Nè vi stiamo portando la democrazia, obiettivo cui ormai abbiamo rinunciato da tempo, perché la struttura sociale di quel Paese organizzato in clan tribali secondo divisioni etniche, non permette l’esistenza di una democrazia come la si intende in Occidente. Che la lotta al terrorismo e il "sogno" di esportare la democrazia non siano più gli obiettivi della presenza occidentale in Afghanistan lo ammette anche uno dei commentatori più filo americano, Franco Venturini in un articolo del Corriere. Perché restiamo in Afghanistan lo spiega lo stesso Venturini: gli Stati Uniti, dopo aver commesso l’errore di entrare in quel Paese, non possono uscirne senza aver almeno dato, l’impressione di aver ottenuto qualche risultato, pena "perdere la faccia", i loro alleati non possono perdere il prestigio che riverbera su di loro dell’essere impegnati col Paese più potente del mondo.

E così per ragioni di "faccia" e di "prestigio" continuiamo ad ammazzare, a migliaia, e decine di migliaia, uomini, donne, vecchi e bambini, ogni giorno (le notizie sulle morti in Afghanistan vengono pubblicate dai nostri giornali solo quando è coinvolto qualche italiano). Gente che vive a 5000 chilometri di distanza, che non ci ha fatto nulla di male e che mai che ne farebbe se non pretendessimo di stargli sulla testa. Per la verità una ragione seria, anche se sottaciuta, per restare in Afghanistan almeno gli americani che l’hanno. Perché se la Nato perde in Afghanistan si sfalda.

Ma quello che è peggio per gli americani sarebbe sicuramente un grave danno, non è detto che non sia invece un vantaggio per europei. La Nato è stata, ed è infatti, lo strumento con cui gli americani tengono da più di mezzo secolo l’Europa in uno stato di sudditanza, militare, politica, economica e alla fine, anche culturale. Forse è venuta l’ora, per l’Europa, di liberarsi dell’ingombrante "amico americano". E l’Afghanistan potrebbe essere l’occasione buona.

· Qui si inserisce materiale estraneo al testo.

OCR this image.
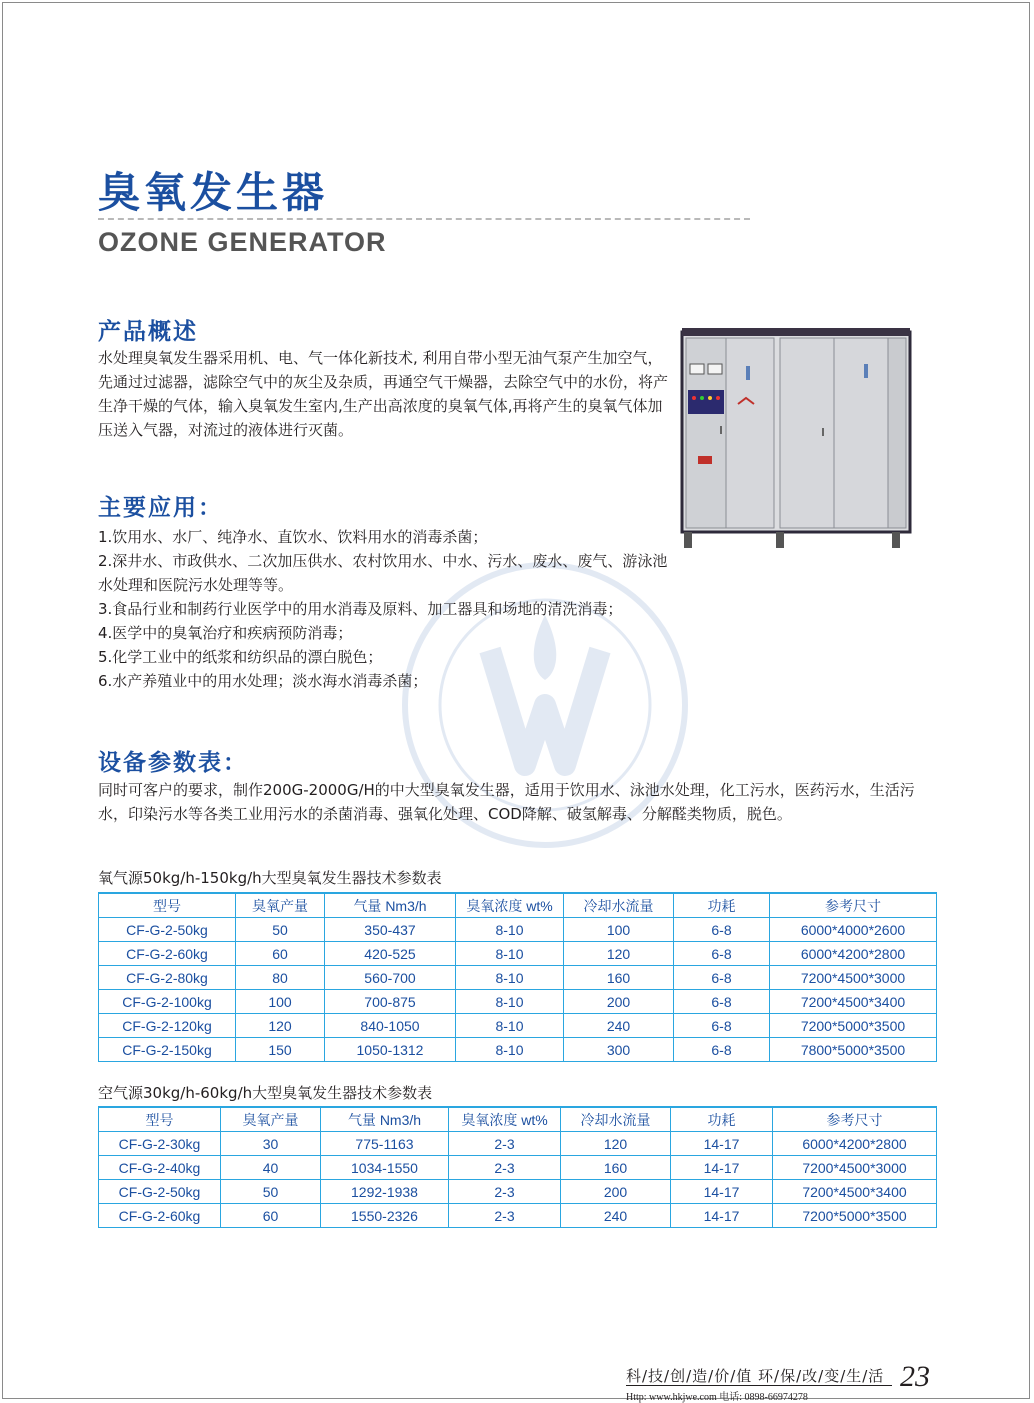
臭氧发生器
OZONE GENERATOR
产品概述
水处理臭氧发生器采用机、电、气一体化新技术, 利用自带小型无油气泵产生加空气，先通过过滤器，滤除空气中的灰尘及杂质，再通空气干燥器，去除空气中的水份，将产生净干燥的气体，输入臭氧发生室内,生产出高浓度的臭氧气体,再将产生的臭氧气体加压送入气器，对流过的液体进行灭菌。
主要应用：
1.饮用水、水厂、纯净水、直饮水、饮料用水的消毒杀菌；
2.深井水、市政供水、二次加压供水、农村饮用水、中水、污水、废水、废气、游泳池水处理和医院污水处理等等。
3.食品行业和制药行业医学中的用水消毒及原料、加工器具和场地的清洗消毒；
4.医学中的臭氧治疗和疾病预防消毒；
5.化学工业中的纸浆和纺织品的漂白脱色；
6.水产养殖业中的用水处理；淡水海水消毒杀菌；
设备参数表：
同时可客户的要求，制作200G-2000G/H的中大型臭氧发生器，适用于饮用水、泳池水处理，化工污水，医药污水，生活污水，印染污水等各类工业用污水的杀菌消毒、强氧化处理、COD降解、破氢解毒、分解醛类物质，脱色。
氧气源50kg/h-150kg/h大型臭氧发生器技术参数表
型号	臭氧产量	气量 Nm3/h	臭氧浓度 wt%	冷却水流量	功耗	参考尺寸
CF-G-2-50kg	50	350-437	8-10	100	6-8	6000*4000*2600
CF-G-2-60kg	60	420-525	8-10	120	6-8	6000*4200*2800
CF-G-2-80kg	80	560-700	8-10	160	6-8	7200*4500*3000
CF-G-2-100kg	100	700-875	8-10	200	6-8	7200*4500*3400
CF-G-2-120kg	120	840-1050	8-10	240	6-8	7200*5000*3500
CF-G-2-150kg	150	1050-1312	8-10	300	6-8	7800*5000*3500
空气源30kg/h-60kg/h大型臭氧发生器技术参数表
型号	臭氧产量	气量 Nm3/h	臭氧浓度 wt%	冷却水流量	功耗	参考尺寸
CF-G-2-30kg	30	775-1163	2-3	120	14-17	6000*4200*2800
CF-G-2-40kg	40	1034-1550	2-3	160	14-17	7200*4500*3000
CF-G-2-50kg	50	1292-1938	2-3	200	14-17	7200*4500*3400
CF-G-2-60kg	60	1550-2326	2-3	240	14-17	7200*5000*3500
科/技/创/造/价/值 环/保/改/变/生/活
Http: www.hkjwe.com 电话: 0898-66974278
23
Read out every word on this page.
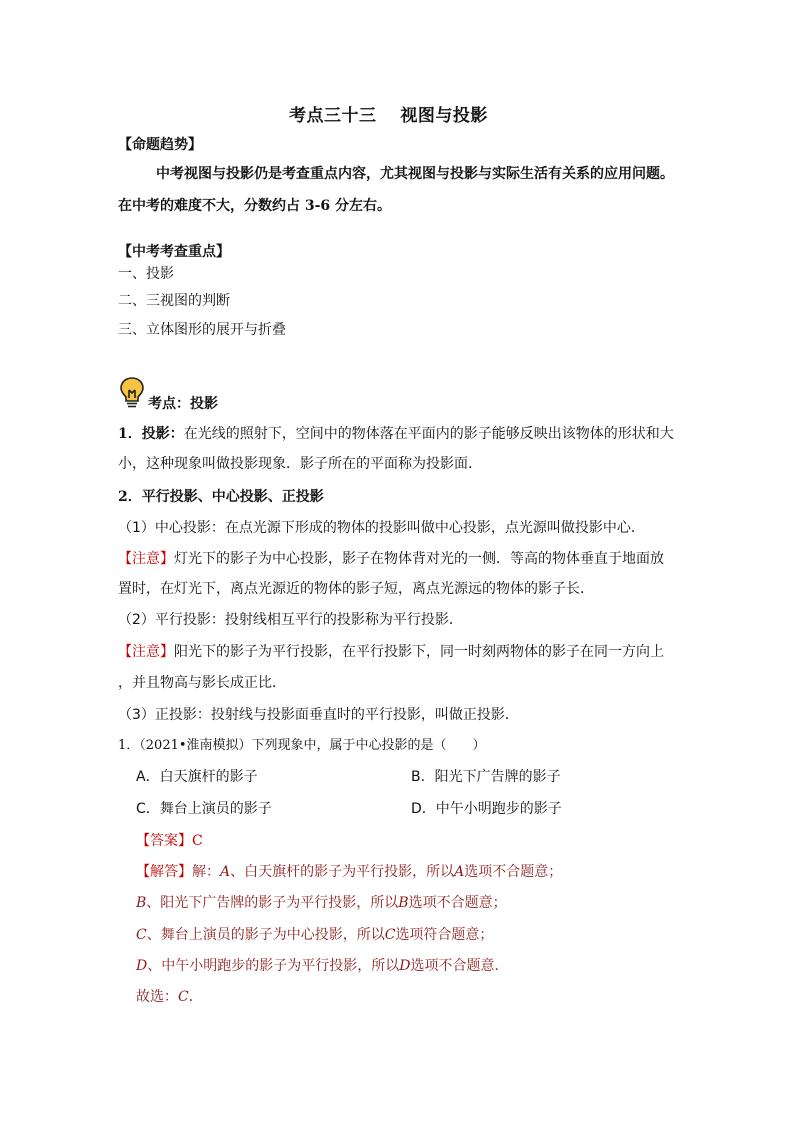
考点三十三　 视图与投影
【命题趋势】
中考视图与投影仍是考查重点内容，尤其视图与投影与实际生活有关系的应用问题。
在中考的难度不大，分数约占 3-6 分左右。
【中考考查重点】
一、投影
二、三视图的判断
三、立体图形的展开与折叠
考点：投影
1．投影：在光线的照射下，空间中的物体落在平面内的影子能够反映出该物体的形状和大
小，这种现象叫做投影现象．影子所在的平面称为投影面．
2．平行投影、中心投影、正投影
（1）中心投影：在点光源下形成的物体的投影叫做中心投影，点光源叫做投影中心．
【注意】灯光下的影子为中心投影，影子在物体背对光的一侧．等高的物体垂直于地面放
置时，在灯光下，离点光源近的物体的影子短，离点光源远的物体的影子长．
（2）平行投影：投射线相互平行的投影称为平行投影．
【注意】阳光下的影子为平行投影，在平行投影下，同一时刻两物体的影子在同一方向上
，并且物高与影长成正比．
（3）正投影：投射线与投影面垂直时的平行投影，叫做正投影．
1．（2021•淮南模拟）下列现象中，属于中心投影的是（　　）
A．白天旗杆的影子	B．阳光下广告牌的影子
C．舞台上演员的影子	D．中午小明跑步的影子
【答案】C
【解答】解：A、白天旗杆的影子为平行投影，所以A选项不合题意；
B、阳光下广告牌的影子为平行投影，所以B选项不合题意；
C、舞台上演员的影子为中心投影，所以C选项符合题意；
D、中午小明跑步的影子为平行投影，所以D选项不合题意．
故选：C．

Questa la questione afgana vista con i nostri occhi. Ma cerchiamo di vederla anche, per una volta, con quelli afgani. L’occupazione occidentale è stata molto più devastante di quella sovietica. Perché i russi si limitarono ad occupare quel Paese ma non pretesero di cambiarne le strutture sociali, istituzionali, di "conquistare i cuori e le menti" degli afgani. Noi invece, con la tremenda e sanguinaria presunzione delle "buone intenzioni", abbiamo preteso di portarvi la "civiltà". La nostra. Distruggendo quella altrui. Ha detto Ashraf Ghani, il più occidentalizzante dei candidati alle recenti elezioni: "Nel 2001 eravamo poveri, ma avevamo la nostra moralità. I miliardi di dollari che hanno inondato il Paese ci hanno tolto l’integrità, la fiducia l’uno nell’altro". In realtà la sola cosa che siamo riusciti a esportare in Afghanistan è il nostro marciume morale.